SUBJECT: Ph.D. Dissertation Defense
   
BY: Tiffany Tsui
   
TIME: Friday, March 17, 2023, 7:00 a.m.
   
PLACE: Virtual, Virtual
   
TITLE: An Investigative Study of a Novel Technique of Material Decomposition for Dual Energy Cone Beam Computed Tomography - Technique and Clinical Applications
   
COMMITTEE: Dr. Chris Wang, Chair (NRE/MP)
Dr. Tianye Niu (NRE/MP)
Dr. Eric Elder (Emory Radiation Oncology)
Dr. Mohammad Khan (Emory Radiation Oncology)
Dr. Sean Cavanaugh (GensisCare Radiation Oncology)
 

SUMMARY

As radiation therapy (RT) techniques advance and the modalities become more complex (i.e., high dose per fraction, higher dose rate, and more conformity with steeper isodose lines), accurate image-guided RT methods become highly desirable. Kilovoltage (kV) cone-beam computed tomography (CBCT) is a common volumetric guidance tool before and during RT. It offers great soft-tissue contrast and submillimeter spatial resolution. Despite the widespread usage of kV CBCT, there are still areas to improve (e.g., scatter, soft-tissue delineation, and low contrast detectability). Dual-energy CBCT (DECBCT), using the multi-material decomposition (MMD) technique, has the potential to improve image quality by determining electron densities more accurately compared to single-energy CT images. The potential of DEDECT in RT was investigated in four clinical applications, including: (1) enhancing pre-treatment IGRT image quality, (2) quantitative evaluation of invasive breast cancer biomarkers, (3) hydrogel placement for better general pelvis anatomy definition, and (4) adaptive radiotherapy. In this study, an image-domain dual-energy MMD technique was used, with the condition of material sparsity assumption.
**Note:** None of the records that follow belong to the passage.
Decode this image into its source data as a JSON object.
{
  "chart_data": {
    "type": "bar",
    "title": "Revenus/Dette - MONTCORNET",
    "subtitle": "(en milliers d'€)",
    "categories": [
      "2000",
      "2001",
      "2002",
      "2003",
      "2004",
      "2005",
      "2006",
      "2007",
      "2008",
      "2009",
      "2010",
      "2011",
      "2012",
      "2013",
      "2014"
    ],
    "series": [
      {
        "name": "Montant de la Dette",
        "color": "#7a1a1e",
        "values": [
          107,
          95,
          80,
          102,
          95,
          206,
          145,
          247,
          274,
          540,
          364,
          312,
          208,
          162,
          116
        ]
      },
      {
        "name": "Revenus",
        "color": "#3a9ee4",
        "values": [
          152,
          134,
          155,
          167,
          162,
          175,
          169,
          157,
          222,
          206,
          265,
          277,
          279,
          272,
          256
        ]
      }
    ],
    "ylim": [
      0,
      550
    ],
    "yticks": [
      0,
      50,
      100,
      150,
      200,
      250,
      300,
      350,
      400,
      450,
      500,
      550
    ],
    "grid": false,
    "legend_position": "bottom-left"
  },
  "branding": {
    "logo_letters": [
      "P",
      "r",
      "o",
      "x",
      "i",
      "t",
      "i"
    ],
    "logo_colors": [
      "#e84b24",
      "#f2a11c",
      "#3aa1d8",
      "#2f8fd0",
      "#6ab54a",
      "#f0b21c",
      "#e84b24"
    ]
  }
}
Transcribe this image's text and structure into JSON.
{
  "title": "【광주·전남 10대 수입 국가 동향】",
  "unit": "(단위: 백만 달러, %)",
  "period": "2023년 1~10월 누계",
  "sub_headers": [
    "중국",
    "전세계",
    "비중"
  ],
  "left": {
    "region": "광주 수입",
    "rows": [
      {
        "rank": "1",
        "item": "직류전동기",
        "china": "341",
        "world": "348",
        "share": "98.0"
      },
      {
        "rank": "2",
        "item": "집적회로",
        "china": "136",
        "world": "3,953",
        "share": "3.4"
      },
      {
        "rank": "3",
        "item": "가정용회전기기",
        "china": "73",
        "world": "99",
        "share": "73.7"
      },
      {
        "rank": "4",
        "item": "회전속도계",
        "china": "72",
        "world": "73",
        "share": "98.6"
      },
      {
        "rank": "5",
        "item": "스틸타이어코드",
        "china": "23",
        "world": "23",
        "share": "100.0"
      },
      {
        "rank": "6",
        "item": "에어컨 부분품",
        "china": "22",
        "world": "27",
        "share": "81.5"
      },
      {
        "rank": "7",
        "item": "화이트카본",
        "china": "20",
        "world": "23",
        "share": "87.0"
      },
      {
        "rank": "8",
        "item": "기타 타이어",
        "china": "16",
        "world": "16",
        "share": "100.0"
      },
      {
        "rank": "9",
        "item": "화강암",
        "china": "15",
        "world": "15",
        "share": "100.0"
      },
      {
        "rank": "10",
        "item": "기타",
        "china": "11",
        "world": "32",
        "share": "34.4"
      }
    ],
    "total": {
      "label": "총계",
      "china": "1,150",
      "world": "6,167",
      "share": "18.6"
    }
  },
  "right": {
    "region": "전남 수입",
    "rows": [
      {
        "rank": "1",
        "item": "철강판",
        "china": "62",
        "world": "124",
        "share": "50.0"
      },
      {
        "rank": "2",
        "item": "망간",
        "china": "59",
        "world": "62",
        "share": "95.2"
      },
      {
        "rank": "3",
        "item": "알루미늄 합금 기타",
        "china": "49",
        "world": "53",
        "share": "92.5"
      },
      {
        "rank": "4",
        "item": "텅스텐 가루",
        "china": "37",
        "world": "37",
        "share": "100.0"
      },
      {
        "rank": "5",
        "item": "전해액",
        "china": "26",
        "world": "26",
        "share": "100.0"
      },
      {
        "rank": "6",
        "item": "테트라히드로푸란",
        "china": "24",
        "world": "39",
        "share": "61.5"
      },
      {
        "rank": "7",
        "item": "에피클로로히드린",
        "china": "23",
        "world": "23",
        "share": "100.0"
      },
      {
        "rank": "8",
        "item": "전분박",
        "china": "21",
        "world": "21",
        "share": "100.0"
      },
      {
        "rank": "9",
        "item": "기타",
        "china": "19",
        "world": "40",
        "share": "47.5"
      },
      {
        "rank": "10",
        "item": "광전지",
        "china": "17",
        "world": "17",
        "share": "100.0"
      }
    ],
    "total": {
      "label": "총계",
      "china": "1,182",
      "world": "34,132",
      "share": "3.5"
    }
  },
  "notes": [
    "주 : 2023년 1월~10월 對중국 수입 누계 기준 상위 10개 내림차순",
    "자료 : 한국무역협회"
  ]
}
The material sparsity constraint (MSC), which is represented by the L0 norm, operates under the condition that each voxel of the CBCT image contains no more than two different basis materials. The MSC method, which is validated on phantom data, shows a higher volume fraction accuracy (VFA) from 92.0% to 98.5% as compared to a traditional two-material assumption (TMA) method. The high decomposition image quality obtained from the new techniques, therefore, successfully demonstrated a promising outcome for the four clinical applications listed above.